A new collaborative exhibition featuring the works of Willie Cole and Hank Willis Thomas, entitled Digging Deeper, will open this fall at The Amistad Center for Art & Culture
. Both Cole and Thomas were invited to explore The Amistad Centers extensive collection of art, artifacts, and archives which document the African American experience and respond with new works inspired by this rich source material. The show will also include additional objects from The Amistad Centers collection to highlight the common threads between historical characterizations of race and present-day conceptions of African American culture. Digging Deeper is on view from September 19, 2009 through April 4, 2010.

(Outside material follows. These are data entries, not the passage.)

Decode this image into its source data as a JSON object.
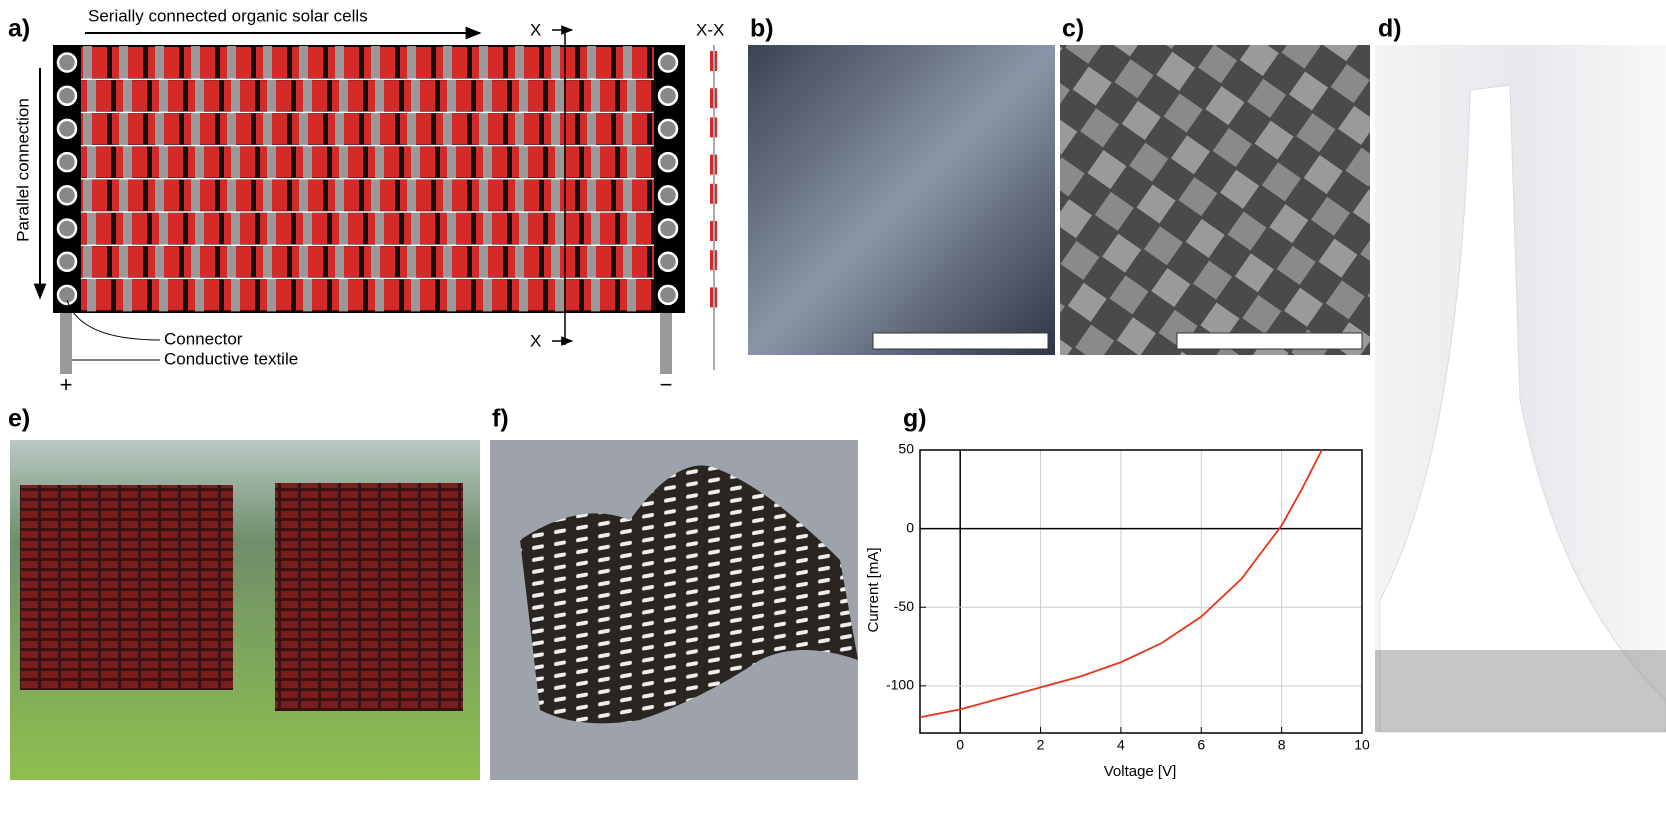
{
  "panels": {
    "a": {
      "label": "a)",
      "top_arrow": "Serially connected organic solar cells",
      "side_arrow": "Parallel connection",
      "section_top": "X",
      "section_bottom": "X",
      "section_label": "X-X",
      "connector": "Connector",
      "textile": "Conductive textile",
      "plus": "+",
      "minus": "−"
    },
    "b": {
      "label": "b)"
    },
    "c": {
      "label": "c)"
    },
    "d": {
      "label": "d)"
    },
    "e": {
      "label": "e)"
    },
    "f": {
      "label": "f)"
    }
  },
  "chart_data": {
    "type": "line",
    "label": "g)",
    "xlabel": "Voltage [V]",
    "ylabel": "Current [mA]",
    "x": [
      -1,
      0,
      1,
      2,
      3,
      4,
      5,
      6,
      7,
      8,
      8.5,
      9
    ],
    "series": [
      {
        "color": "#e8341c",
        "values": [
          -120,
          -115,
          -108,
          -101,
          -94,
          -85,
          -73,
          -56,
          -32,
          2,
          25,
          50
        ]
      }
    ],
    "xlim": [
      -1,
      10
    ],
    "ylim": [
      -130,
      50
    ],
    "xticks": [
      0,
      2,
      4,
      6,
      8,
      10
    ],
    "yticks": [
      -100,
      -50,
      0,
      50
    ],
    "grid": true
  }
}
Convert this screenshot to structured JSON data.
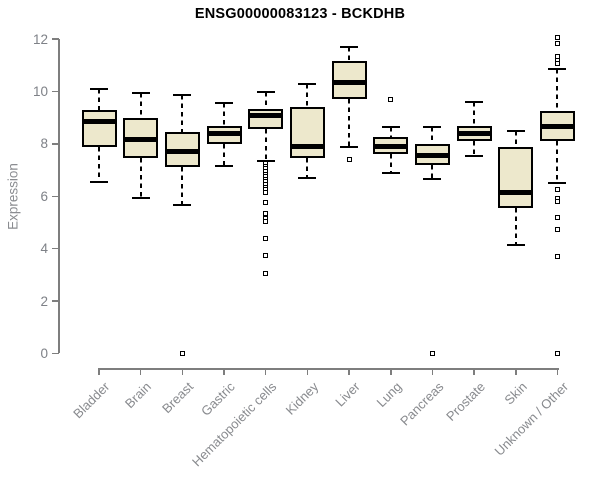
{
  "chart_data": {
    "type": "boxplot",
    "title": "ENSG00000083123 - BCKDHB",
    "ylabel": "Expression",
    "xlabel": "",
    "ylim": [
      0,
      12.2
    ],
    "yticks": [
      0,
      2,
      4,
      6,
      8,
      10,
      12
    ],
    "grid": false,
    "legend": "none",
    "categories": [
      "Bladder",
      "Brain",
      "Breast",
      "Gastric",
      "Hematopoietic cells",
      "Kidney",
      "Liver",
      "Lung",
      "Pancreas",
      "Prostate",
      "Skin",
      "Unknown / Other"
    ],
    "boxes": [
      {
        "category": "Bladder",
        "whisker_low": 6.55,
        "q1": 7.9,
        "median": 8.85,
        "q3": 9.3,
        "whisker_high": 10.1,
        "outliers": []
      },
      {
        "category": "Brain",
        "whisker_low": 5.95,
        "q1": 7.45,
        "median": 8.15,
        "q3": 9.0,
        "whisker_high": 9.95,
        "outliers": []
      },
      {
        "category": "Breast",
        "whisker_low": 5.65,
        "q1": 7.1,
        "median": 7.7,
        "q3": 8.45,
        "whisker_high": 9.85,
        "outliers": [
          0
        ]
      },
      {
        "category": "Gastric",
        "whisker_low": 7.15,
        "q1": 8.0,
        "median": 8.4,
        "q3": 8.7,
        "whisker_high": 9.55,
        "outliers": []
      },
      {
        "category": "Hematopoietic cells",
        "whisker_low": 7.35,
        "q1": 8.55,
        "median": 9.1,
        "q3": 9.35,
        "whisker_high": 10.0,
        "outliers": [
          7.25,
          7.15,
          7.05,
          6.95,
          6.85,
          6.75,
          6.65,
          6.55,
          6.45,
          6.35,
          6.25,
          6.15,
          5.75,
          5.35,
          5.15,
          5.05,
          4.4,
          3.75,
          3.05
        ]
      },
      {
        "category": "Kidney",
        "whisker_low": 6.7,
        "q1": 7.45,
        "median": 7.9,
        "q3": 9.4,
        "whisker_high": 10.3,
        "outliers": []
      },
      {
        "category": "Liver",
        "whisker_low": 7.9,
        "q1": 9.7,
        "median": 10.35,
        "q3": 11.15,
        "whisker_high": 11.7,
        "outliers": [
          7.4
        ]
      },
      {
        "category": "Lung",
        "whisker_low": 6.9,
        "q1": 7.6,
        "median": 7.9,
        "q3": 8.25,
        "whisker_high": 8.65,
        "outliers": [
          9.7
        ]
      },
      {
        "category": "Pancreas",
        "whisker_low": 6.65,
        "q1": 7.2,
        "median": 7.55,
        "q3": 8.0,
        "whisker_high": 8.65,
        "outliers": [
          0
        ]
      },
      {
        "category": "Prostate",
        "whisker_low": 7.55,
        "q1": 8.1,
        "median": 8.4,
        "q3": 8.7,
        "whisker_high": 9.6,
        "outliers": []
      },
      {
        "category": "Skin",
        "whisker_low": 4.15,
        "q1": 5.55,
        "median": 6.15,
        "q3": 7.9,
        "whisker_high": 8.5,
        "outliers": []
      },
      {
        "category": "Unknown / Other",
        "whisker_low": 6.5,
        "q1": 8.1,
        "median": 8.65,
        "q3": 9.25,
        "whisker_high": 10.85,
        "outliers": [
          12.05,
          11.85,
          11.35,
          11.2,
          11.05,
          6.25,
          5.9,
          5.8,
          5.2,
          4.75,
          3.7,
          0
        ]
      }
    ],
    "colors": {
      "box_fill": "#ede8cc",
      "box_stroke": "#000000",
      "median": "#000000",
      "axis": "#7e7e7e",
      "tick_text": "#7e8187",
      "category_text": "#888a8e",
      "title_text": "#000000",
      "background": "#ffffff"
    }
  }
}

Cole and Thomas are both known for their transformation and reinterpretation of identifiable objects into works of art, many of which reference race and socio-cultural issues. Cole is best known for his use of irons and ironing boards to create images of slave ships and African masks. His work often references his familys history as domestic workers and their roots in Africa. For Digging Deeper, he created several new pieces including a video piece entitled Remembering Mammy, which references the place of the mammy figure in historic and contemporary culture.
Thomas recently gained notoriety for his photographic works, which provide commentary on branding and consumer culture and often re-appropriate advertisements and other instantly recognizable symbols to suggest the exploitation and commoditization of African American culture. Thomas work for Digging Deeper includes a large scale mixed media installation entitled Greetings from the Sunny South,which is a house-like structure that incorporates more than 500 post cards from The Amistad Center's collection. The post cards depict stereotypical imagery as well as personal photographs that were adapted to post card form.
The artists also created two cabinets of curiosity inspired by pieces from the Wadsworth Atheneum Museum of Art where The Amistad Center is housed. One cabinet, titled Curious objects from the demise of a peculiar institution, holds objects from The Amistad Centers collection including advertisements, product packages, and other objects of ephemera that seem immediately offensive to todays viewers, but were once readily accepted by society. The other cabinet, called Curious objects from the now yet to be understood, includes objects contributed by both Cole and Thomas that are unproblematic today, but may be questioned by future generations.